Hollands weekblad tijdschrift voor litteratuur en politiek derde jaargang · nummer 137 · 29 december 1961
Een beroep op de lezers
Het laatste nummer?
Het abonnee-aantal van het Hollands Weekblad is in het afgelopen jaar niet voldoende gestegen om het blad in 1962 zonder verlies te kunnen uitgeven. Wij, dat wil zeggen stichtingsbestuur, uitgever, redacteur en enige medewerkers, hebben in de afgelopen weken geprobeerd de middelen te vinden die een voortzetting van het weekblad mogelijk zouden maken. Wij zijn daarin niet geslaagd.
Om twee redenen geloven wij dat het, als laatste mogelijkheid, gerechtvaardigd is de lezers zelf te vragen om door hun bijdrage het blad in stand te houden. De eerste daarvan is dat wij in de afgelopen dagen van dreigende ondergang gemerkt hebben dat het verdwijnen van het H.W. veel lezers evenzeer aan het hart zou gaan als onszelf. De tweede reden is dat zich in de laatste weken meer dan 700 proefabonnees voor drie maanden hebben opgegeven.
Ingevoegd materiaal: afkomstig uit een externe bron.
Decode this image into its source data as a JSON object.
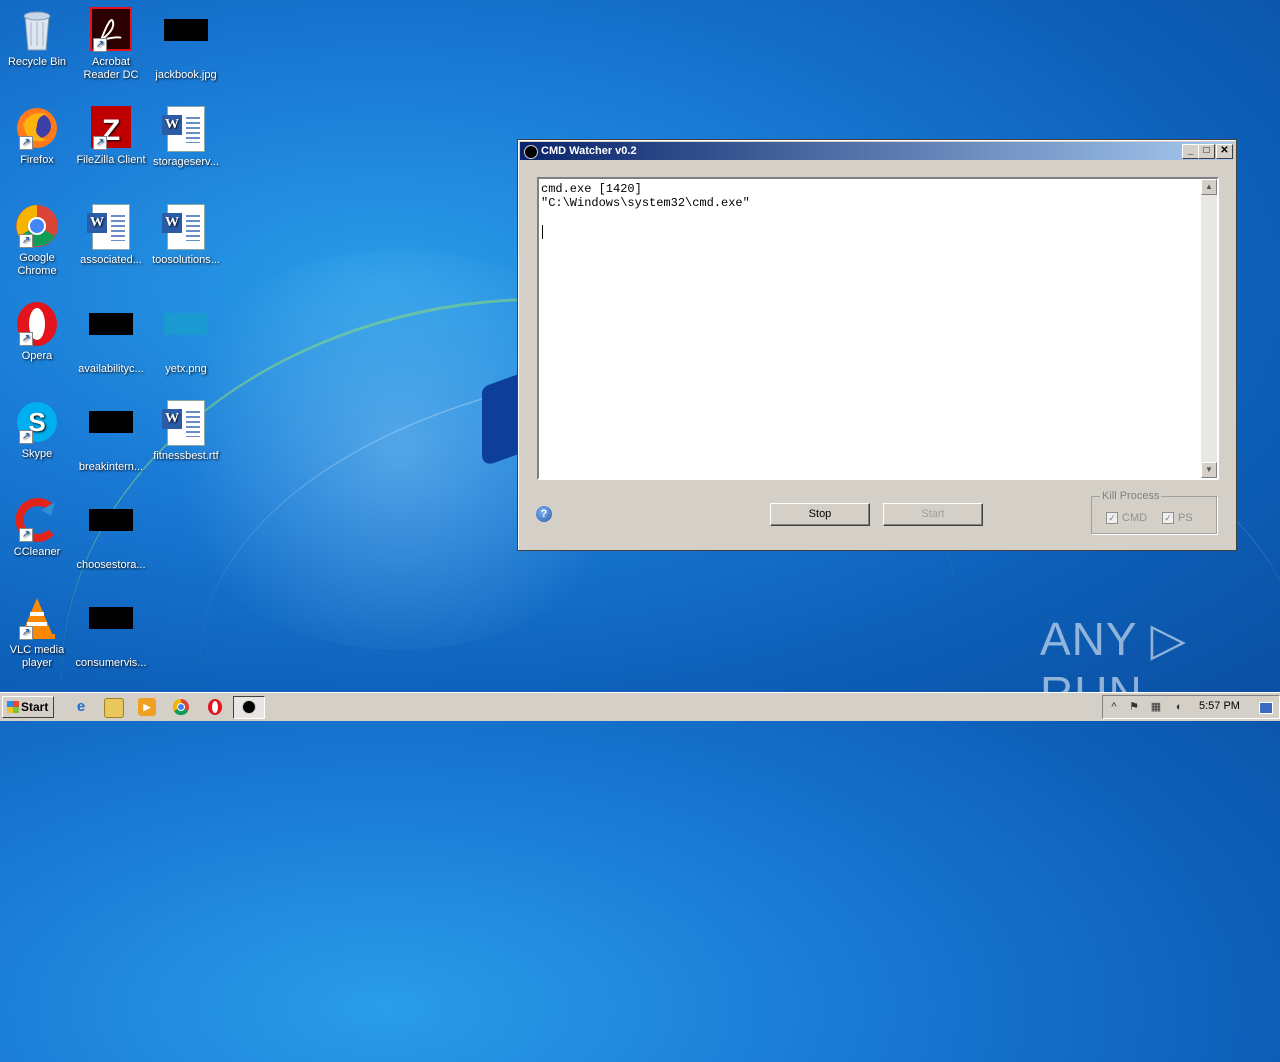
{
  "desktop": {
    "icons": [
      {
        "label": "Recycle Bin"
      },
      {
        "label": "Acrobat Reader DC"
      },
      {
        "label": "jackbook.jpg"
      },
      {
        "label": "Firefox"
      },
      {
        "label": "FileZilla Client"
      },
      {
        "label": "storageserv..."
      },
      {
        "label": "Google Chrome"
      },
      {
        "label": "associated..."
      },
      {
        "label": "toosolutions..."
      },
      {
        "label": "Opera"
      },
      {
        "label": "availabilityc..."
      },
      {
        "label": "yetx.png"
      },
      {
        "label": "Skype"
      },
      {
        "label": "breakintern..."
      },
      {
        "label": "fitnessbest.rtf"
      },
      {
        "label": "CCleaner"
      },
      {
        "label": "choosestora..."
      },
      {
        "label": "VLC media player"
      },
      {
        "label": "consumervis..."
      }
    ],
    "watermark": "ANY ▷ RUN"
  },
  "window": {
    "title": "CMD Watcher v0.2",
    "minimize": "_",
    "maximize": "□",
    "close": "✕",
    "log_text": "cmd.exe [1420]\n\"C:\\Windows\\system32\\cmd.exe\"",
    "help_glyph": "?",
    "stop_label": "Stop",
    "start_label": "Start",
    "kill_process": {
      "legend": "Kill Process",
      "cmd_label": "CMD",
      "ps_label": "PS",
      "cmd_checked": true,
      "ps_checked": true
    }
  },
  "taskbar": {
    "start_label": "Start",
    "clock": "5:57 PM"
  },
  "colors": {
    "titlebar_start": "#0a246a",
    "titlebar_end": "#a6caf0",
    "desktop_blue": "#1a7bd6"
  }
}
Wie weet dat het totaal aantal abonnees - proefabonnementen niet inbegrepen - op het ogenblik omstreeks 1200 is, en dat het Hollands Weekblad in zijn huidige opzet bij 2500 à 3000 abonnees uit zijn financiële zorgen zou zijn, kan zich indenken dat wij deze snelle groei van de laatste tijd als een moedgevend teken beschouwen.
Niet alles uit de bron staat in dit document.